C. Keaslian Penelitian
Menurut sepengetahuan penulis, penelitian pernah dilakukan sebelumnya
dengan mengukur efek dari 3 teknik penumpatan yang berbeda terhadap
kebocoran mikro kavitas kelas V oleh Duarte (2007) dengan menggunakan resin
komposit microfill namun, yang membedakan adalah kavitas yang digunakan.
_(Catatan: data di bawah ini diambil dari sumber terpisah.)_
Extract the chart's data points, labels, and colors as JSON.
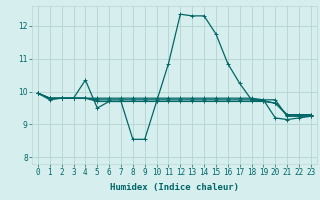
{
  "xlabel": "Humidex (Indice chaleur)",
  "ylabel": "",
  "bg_color": "#d6efee",
  "grid_color": "#b8d8d6",
  "line_color": "#006666",
  "x_values": [
    0,
    1,
    2,
    3,
    4,
    5,
    6,
    7,
    8,
    9,
    10,
    11,
    12,
    13,
    14,
    15,
    16,
    17,
    18,
    19,
    20,
    21,
    22,
    23
  ],
  "series": [
    [
      9.95,
      9.75,
      9.8,
      9.8,
      10.35,
      9.5,
      9.7,
      9.7,
      8.55,
      8.55,
      9.7,
      10.85,
      12.35,
      12.3,
      12.3,
      11.75,
      10.85,
      10.25,
      9.75,
      9.75,
      9.2,
      9.15,
      9.2,
      9.25
    ],
    [
      9.95,
      9.8,
      9.8,
      9.8,
      9.8,
      9.8,
      9.8,
      9.8,
      9.8,
      9.8,
      9.8,
      9.8,
      9.8,
      9.8,
      9.8,
      9.8,
      9.8,
      9.8,
      9.8,
      9.75,
      9.75,
      9.25,
      9.25,
      9.25
    ],
    [
      9.95,
      9.8,
      9.8,
      9.8,
      9.8,
      9.7,
      9.7,
      9.7,
      9.7,
      9.7,
      9.7,
      9.7,
      9.7,
      9.7,
      9.7,
      9.7,
      9.7,
      9.7,
      9.7,
      9.7,
      9.65,
      9.3,
      9.3,
      9.3
    ],
    [
      9.95,
      9.8,
      9.8,
      9.8,
      9.8,
      9.75,
      9.75,
      9.75,
      9.75,
      9.75,
      9.75,
      9.75,
      9.75,
      9.75,
      9.75,
      9.75,
      9.75,
      9.75,
      9.75,
      9.72,
      9.65,
      9.28,
      9.28,
      9.28
    ]
  ],
  "ylim": [
    7.8,
    12.6
  ],
  "xlim": [
    -0.5,
    23.5
  ],
  "yticks": [
    8,
    9,
    10,
    11,
    12
  ],
  "xticks": [
    0,
    1,
    2,
    3,
    4,
    5,
    6,
    7,
    8,
    9,
    10,
    11,
    12,
    13,
    14,
    15,
    16,
    17,
    18,
    19,
    20,
    21,
    22,
    23
  ],
  "xtick_labels": [
    "0",
    "1",
    "2",
    "3",
    "4",
    "5",
    "6",
    "7",
    "8",
    "9",
    "10",
    "11",
    "12",
    "13",
    "14",
    "15",
    "16",
    "17",
    "18",
    "19",
    "20",
    "21",
    "22",
    "23"
  ],
  "marker_size": 2.5,
  "line_width": 0.9,
  "xlabel_fontsize": 6.5,
  "tick_fontsize": 5.5
}
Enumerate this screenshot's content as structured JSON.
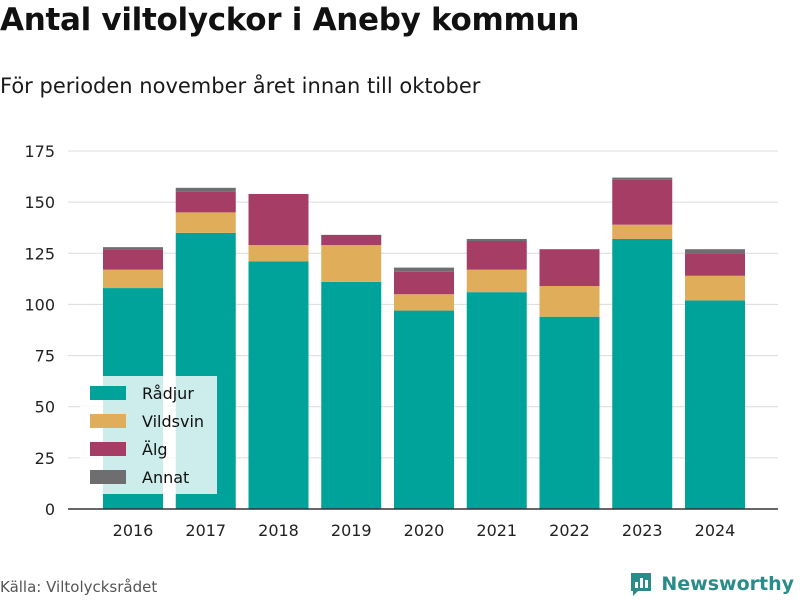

Penelitian ini menggunakan kavitas kelas I dan pada penelitian ini resin komposit
bulk fill nanohybrid berviskositas tinggi digunakan sebagai bahan restorasi.
D. Tujuan Penelitian
Penelitian ini bertujuan untuk mengetahui perbedaan kebocoran mikro
antara teknik bulk dan teknik inkremental pada restorasi gigi posterior dengan
resin komposit bulkfill viskositas tinggi pada kavitas kelas I dan untuk
mengetahui teknik yang lebih baik dalam mengurangi risiko kebocoran mikro
pada restorasi gigi posterior dengan menggunakan resin komposit bulkfill
viskositas tinggi pada kavitas kelas I dalam penggunaannya secara klinis.
E. Manfaat Penelitian
Manfaat penelitian ini adalah, dengan mengetahui perbedaan kebocoran
mikro antara teknik bulk dan teknik inkremental pada restorasi gigi posterior
dengan resin komposit bulkfill viskositas tinggi pada kavitas kelas I dapat
10
memberikan informasi pada klinisi mengenai teknik mana yang lebih baik untuk
restorasi kelas I yang estetis nya baik, dapat bertahan lama, risiko karies sekunder
rendah, risiko kegagalan restorasi yang minimal dan, menghindari sensitivitas
pasca perawatan sehingga dapat meningkatkan kepuasan pasien dan performa
klinis dari restorasi kavitas kelas I, selain itu, klinisi dapat menjaga kepercayaan
pasien berasal dari perawatan yang lebih berhasil.